Finished with 7th grade, Greg Heffley (Zachary Gordon) has the whole lazy summer ahead of him, which he’d like to spend in a darkened room, playing video games. His parents, Susan and Frank (Rachael Harris and Steve Zahn) have other plans, including Wilderness Scouts and a Reading Club. Poor Greg, never in charge of his own fate, must think up a way to get out of these expectations and incorporate perpetual crush Holly (Peyton List) into his daily routine.
An invitation from best friend Rowley (Robert Capron) gets Greg into the local Country Club, where Holly volunteers as a children’s tennis coach. Telling his parents that he has a job to keep them off of his back, Greg enjoys Holly’s company, endless smoothies, a luxurious pool, and his parents’ approval.
All this is threatened by big brother Rodrick (Devon Bostick), a nightmare of a sibling who employs blackmail to coerce Greg into sneaking him into the country club, so he can moon over Holly’s sister Heather (Melissa Roxburgh) a shallow mean girl who lifeguards only to fulfill a school requirement.
Of course, this arrangement can’t and doesn’t last, and Greg can’t seem to get out from under his father’s disapproval. Looming above his head is the threat of spending 8th grade enrolled at Spag Union, a strict boy’s school that seems more like a prison.
Vignettes pepper the film, spicing it up with even more opportunities for embarrassment, misunderstanding, and accidents. Friends Fregley (Grayson Russell) and Chirag (Karan Brar) enter the scene as Wilderness Scouts, and obnoxious brace-face Patty (Laine MacNeill) haunts the country club tennis court with a mean serve and an even meaner attitude about Greg & Co.

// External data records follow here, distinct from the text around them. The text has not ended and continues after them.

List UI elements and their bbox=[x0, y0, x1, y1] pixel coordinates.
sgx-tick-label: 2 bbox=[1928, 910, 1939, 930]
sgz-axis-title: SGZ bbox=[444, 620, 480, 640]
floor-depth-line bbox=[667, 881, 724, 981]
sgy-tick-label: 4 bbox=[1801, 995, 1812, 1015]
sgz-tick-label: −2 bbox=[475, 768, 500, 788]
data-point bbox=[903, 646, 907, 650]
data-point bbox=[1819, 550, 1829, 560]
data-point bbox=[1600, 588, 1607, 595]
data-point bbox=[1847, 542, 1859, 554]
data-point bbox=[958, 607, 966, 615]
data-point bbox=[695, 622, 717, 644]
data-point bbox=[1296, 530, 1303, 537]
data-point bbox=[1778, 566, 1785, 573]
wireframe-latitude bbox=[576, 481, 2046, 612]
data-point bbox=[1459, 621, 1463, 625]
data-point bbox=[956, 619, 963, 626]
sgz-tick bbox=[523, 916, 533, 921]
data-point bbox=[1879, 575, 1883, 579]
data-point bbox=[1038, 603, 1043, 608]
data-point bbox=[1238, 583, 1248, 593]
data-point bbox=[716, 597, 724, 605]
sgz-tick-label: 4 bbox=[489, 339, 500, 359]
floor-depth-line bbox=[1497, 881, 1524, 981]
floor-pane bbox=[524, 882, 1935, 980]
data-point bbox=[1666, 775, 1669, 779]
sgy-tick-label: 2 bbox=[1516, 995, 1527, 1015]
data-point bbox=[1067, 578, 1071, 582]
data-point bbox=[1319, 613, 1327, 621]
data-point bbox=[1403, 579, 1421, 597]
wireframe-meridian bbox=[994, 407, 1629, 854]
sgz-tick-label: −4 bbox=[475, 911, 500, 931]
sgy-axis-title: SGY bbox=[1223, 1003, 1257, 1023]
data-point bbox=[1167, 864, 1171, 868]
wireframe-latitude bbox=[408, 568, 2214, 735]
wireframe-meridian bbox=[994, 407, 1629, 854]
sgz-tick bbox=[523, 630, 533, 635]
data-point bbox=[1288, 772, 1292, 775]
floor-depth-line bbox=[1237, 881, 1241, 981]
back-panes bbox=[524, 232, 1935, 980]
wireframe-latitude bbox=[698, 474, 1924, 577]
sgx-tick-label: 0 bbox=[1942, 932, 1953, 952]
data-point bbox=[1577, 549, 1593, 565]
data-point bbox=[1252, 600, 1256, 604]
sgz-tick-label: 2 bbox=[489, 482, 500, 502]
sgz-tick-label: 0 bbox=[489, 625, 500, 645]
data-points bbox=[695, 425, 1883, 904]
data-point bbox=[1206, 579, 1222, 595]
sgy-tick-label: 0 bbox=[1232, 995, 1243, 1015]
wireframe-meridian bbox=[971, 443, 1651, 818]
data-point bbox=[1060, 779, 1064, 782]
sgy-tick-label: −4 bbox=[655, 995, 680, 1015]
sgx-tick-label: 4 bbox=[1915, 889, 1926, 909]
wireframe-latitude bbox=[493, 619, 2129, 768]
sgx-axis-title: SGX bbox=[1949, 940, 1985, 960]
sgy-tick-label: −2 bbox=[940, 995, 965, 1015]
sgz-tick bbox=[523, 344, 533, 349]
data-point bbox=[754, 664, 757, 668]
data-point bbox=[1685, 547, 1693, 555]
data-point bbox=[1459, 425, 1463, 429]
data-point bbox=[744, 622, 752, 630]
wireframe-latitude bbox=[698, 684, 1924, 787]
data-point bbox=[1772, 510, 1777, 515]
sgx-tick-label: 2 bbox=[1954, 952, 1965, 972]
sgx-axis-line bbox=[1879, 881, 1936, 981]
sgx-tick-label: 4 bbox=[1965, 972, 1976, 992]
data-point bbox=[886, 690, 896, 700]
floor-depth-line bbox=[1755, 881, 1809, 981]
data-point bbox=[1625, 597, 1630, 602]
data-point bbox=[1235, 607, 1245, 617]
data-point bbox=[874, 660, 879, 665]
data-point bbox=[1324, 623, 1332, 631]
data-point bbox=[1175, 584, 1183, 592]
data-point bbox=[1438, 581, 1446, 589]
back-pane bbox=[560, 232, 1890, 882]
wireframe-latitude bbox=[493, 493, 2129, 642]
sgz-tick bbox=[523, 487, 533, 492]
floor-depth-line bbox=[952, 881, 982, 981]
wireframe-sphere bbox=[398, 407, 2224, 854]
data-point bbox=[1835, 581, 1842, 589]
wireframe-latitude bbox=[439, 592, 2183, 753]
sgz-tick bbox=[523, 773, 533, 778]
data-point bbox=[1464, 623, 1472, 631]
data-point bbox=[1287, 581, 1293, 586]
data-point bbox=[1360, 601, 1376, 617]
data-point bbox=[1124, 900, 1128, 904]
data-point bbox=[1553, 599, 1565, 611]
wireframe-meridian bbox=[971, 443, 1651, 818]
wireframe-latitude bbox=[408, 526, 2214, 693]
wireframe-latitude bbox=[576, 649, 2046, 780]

Line drawings from the Kinney book series periodically punctuate the action. Greg’s little brother Warren (Connor and Owen Fielding) now four, causes his own mischief. New pet, Sweetie (Oliver) is a big mop full of destructive trouble himself.
Zachary Gordon once again charms as the awkward nebbish that seems to live perpetually behind the 8-ball. Devon Bostick portrays the devilish older sibling with a malicious charisma that is attractive and repellant at the same time. The two young actors flesh out their stick figure counterparts, delivering zany, sincere, and scathing emotions with comedic timing and priceless facial expressions.
Robert Capron’s Rowley is still the remarkably good-natured soul that teaches Greg about friendship. Rachael Harris and Steve Zahn continue to create a set of parents who embody the square, nerdy, well-meaning role models that contrast their sons’ antics so well. Peyton List is effective at making Holly an object of desire with a sweet, somewhat plastic performance.
Grayson Russell is an endearing gross-out as the hygiene-impaired Fregley.
Karan Brar’s Chirag is good for a precocious, embarrassing observation or two.
Director David Bowers (Astro Boy) has an extensive background in animation that makes him right at home with translating drawings off of a page into characters on a screen. He also directed the first DOAWK film. Screenwriters Gabe Sachs (a DOAWK veteran who worked on all three scripts) and husband and wife team Maya Forbes and Wallace Wolodowsky (Monsters vs. Aliens) deliver a script, full of dorky, snarky repartee.
DOAWK films enjoy popularity because kids identify with Heffley, whose escapades resonate with more than a few adults as well. With family dynamics, friendship, adolescent foibles, young love, and now pet ownership in the mix, who COULDN’T relate?
Even Greg Heffley, wimp extraordinaire, would have to agree.